A quarter mile back, with the main column, General Jay Corbett heard the closely spaced pair of gunshots and spurred forward, trailed by Major Gumpner and Old Johnny Kilgore, their pistols out and armed. Halfway up to the van, they met the runaway mule, its wide eyes rolling in fear, galloping flat out, but Old Johnny adroitly blocked the animal with his own mount and secured the loose reins.
By the time the old, bald Ganik caught up to the two officers, they had dismounted and joined the group in the vanguard who had alit to tend their semiconscious comrade and examine the dead bear. Passing the reins of the still highly agitated mule to one of the mounted troopers, the chief of scouts kneed his beast closer to the officers, then slipped his feet from his stirrups and slid down the off side to the ground to stride with a loose-limbed gait over to where lay the dusty-black carcass of the bear.
Wrinkling his pug nose, he remarked, “Suthin’ shore do stink, Gen’rul Jay. Rackun some yore boys is a-trainin’ fer to be Ganiks?”
A grin flitted across the senior officer’s olive, Ahrmehnee countenance; most Ganiks never washed and often went clothed in poorly cured or raw skins and hides. “Not quite, Johnny, not quite. I think it’s the bear we smell. Here, some of you men, let’s get him turned on his other side. Christ, but he’s big! If he was in full flesh, I’ll bet he’d weigh in at six, seven hundred pounds, easy.”
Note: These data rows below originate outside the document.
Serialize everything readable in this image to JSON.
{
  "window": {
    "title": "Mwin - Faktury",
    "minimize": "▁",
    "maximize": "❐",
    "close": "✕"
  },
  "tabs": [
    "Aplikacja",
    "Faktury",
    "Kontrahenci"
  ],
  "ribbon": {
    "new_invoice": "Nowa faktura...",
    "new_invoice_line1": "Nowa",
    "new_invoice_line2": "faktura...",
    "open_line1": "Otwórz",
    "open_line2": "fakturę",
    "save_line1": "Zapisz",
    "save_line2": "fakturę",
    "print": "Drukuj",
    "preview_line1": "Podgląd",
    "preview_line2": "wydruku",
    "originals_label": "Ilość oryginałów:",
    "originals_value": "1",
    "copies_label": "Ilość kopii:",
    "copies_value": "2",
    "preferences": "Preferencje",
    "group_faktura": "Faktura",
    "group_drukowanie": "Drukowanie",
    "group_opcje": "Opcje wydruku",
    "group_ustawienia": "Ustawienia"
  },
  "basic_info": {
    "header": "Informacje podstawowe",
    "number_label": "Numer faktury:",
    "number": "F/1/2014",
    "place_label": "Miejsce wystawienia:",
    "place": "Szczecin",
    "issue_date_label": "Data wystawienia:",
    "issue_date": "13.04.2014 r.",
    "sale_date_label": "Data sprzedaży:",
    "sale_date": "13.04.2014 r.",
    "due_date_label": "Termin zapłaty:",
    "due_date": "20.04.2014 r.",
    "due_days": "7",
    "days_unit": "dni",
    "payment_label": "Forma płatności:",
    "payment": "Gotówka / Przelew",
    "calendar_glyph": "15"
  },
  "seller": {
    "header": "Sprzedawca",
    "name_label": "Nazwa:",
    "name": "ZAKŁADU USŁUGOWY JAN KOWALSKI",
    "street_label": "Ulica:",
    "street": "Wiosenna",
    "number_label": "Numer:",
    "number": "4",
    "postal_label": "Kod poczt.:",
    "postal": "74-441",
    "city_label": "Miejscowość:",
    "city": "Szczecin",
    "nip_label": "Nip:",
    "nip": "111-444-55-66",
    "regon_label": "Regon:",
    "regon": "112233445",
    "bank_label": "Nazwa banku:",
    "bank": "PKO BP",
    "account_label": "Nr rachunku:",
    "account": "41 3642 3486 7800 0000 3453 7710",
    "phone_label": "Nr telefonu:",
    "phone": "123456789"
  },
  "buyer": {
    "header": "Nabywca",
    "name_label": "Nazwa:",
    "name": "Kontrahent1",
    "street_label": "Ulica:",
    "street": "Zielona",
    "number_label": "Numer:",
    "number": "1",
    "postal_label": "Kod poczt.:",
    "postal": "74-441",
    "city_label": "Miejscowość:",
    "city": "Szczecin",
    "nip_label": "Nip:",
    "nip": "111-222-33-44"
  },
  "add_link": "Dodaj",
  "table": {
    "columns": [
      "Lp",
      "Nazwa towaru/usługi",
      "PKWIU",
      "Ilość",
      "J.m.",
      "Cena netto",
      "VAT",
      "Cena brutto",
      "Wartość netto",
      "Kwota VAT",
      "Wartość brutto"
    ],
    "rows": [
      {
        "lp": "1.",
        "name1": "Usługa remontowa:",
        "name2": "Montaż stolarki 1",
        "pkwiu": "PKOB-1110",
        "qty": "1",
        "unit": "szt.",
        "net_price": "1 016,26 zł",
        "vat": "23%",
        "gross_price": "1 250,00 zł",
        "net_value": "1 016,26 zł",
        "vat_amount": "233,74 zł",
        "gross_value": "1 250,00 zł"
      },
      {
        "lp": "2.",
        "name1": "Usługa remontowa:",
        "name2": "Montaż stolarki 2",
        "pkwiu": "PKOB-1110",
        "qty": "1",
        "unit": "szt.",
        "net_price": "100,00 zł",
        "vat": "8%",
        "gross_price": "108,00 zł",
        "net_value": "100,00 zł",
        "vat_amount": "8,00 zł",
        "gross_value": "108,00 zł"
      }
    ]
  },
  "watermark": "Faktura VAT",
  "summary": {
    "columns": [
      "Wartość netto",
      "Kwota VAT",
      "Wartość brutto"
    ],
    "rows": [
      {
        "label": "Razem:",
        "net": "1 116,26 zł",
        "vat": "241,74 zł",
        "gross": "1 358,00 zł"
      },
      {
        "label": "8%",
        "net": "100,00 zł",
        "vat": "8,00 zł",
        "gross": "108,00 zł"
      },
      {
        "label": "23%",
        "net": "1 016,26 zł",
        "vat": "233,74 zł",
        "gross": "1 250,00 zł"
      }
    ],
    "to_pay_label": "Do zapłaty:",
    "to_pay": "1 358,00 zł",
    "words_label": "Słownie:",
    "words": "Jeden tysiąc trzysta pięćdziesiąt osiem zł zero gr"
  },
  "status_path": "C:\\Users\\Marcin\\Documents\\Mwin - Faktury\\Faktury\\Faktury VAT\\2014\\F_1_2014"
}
The dead bear’s ribs and spine were clearly visible through his wrinkly skin and dull, lifeless coat. The reason for his insensate fury, starved condition and the gagging stench he emanated was clearly evident when the limp carcass was manhandled over onto its near side, however.
Most of the off side of the thick torso had been rubbed down to a nauseating mess of oozing flesh and crawling maggots. Heedless of the circle of men, a black cloud of flies descended to resume interrupted feedings immediately the bear was turned, and all of the men waved hands to keep strays from their sweaty dusty faces.
“Johnny,” Corbett asked above the droning of the flies, “what in hell happened to this bear? Have you ever seen the like of this?”
The old man squatted beside the crawling carcass, lifted the stubby tail and considered the anus, then reached over the ham to poke about with a forefinger in the area between the short ribs and the pelvis. Slowly, he arose, wiping his finger on the leg of his trousers.
“Gen’rul Jay, it’s boun’ fer to be suthin’ in that there bar’s innards hurtid him plumb fierce. ‘Pears he done been a-shittin’ blood fer some time naow. I guesses a-rubbin’ up ‘ginst trees and rocks musta eased him some, so he jest kep’ at it till he’d wore awf awl the hair an’ the skin, too. An’ then th’ dang flies went at Mm, o’ course. It’s suthin’ in his belly, but ain’ no way fer to tell whut, ‘lest we’s to cut ‘im opuned an’ look… ?”
Twenty minutes later, Corbett, Gumpner and Johnny Kilgore passed around and examined the object the old man had dug out and removed from the dead bear’s terribly inflamed abdominal cavity—a deeply barbed bronze weapon point a good seven and a half centimeters long and five wide; socketed into the base of the crude point was a bit of hardwood dowel about two centimeters in diameter by a bit less than ten long, the unshod end being mashed and splintered.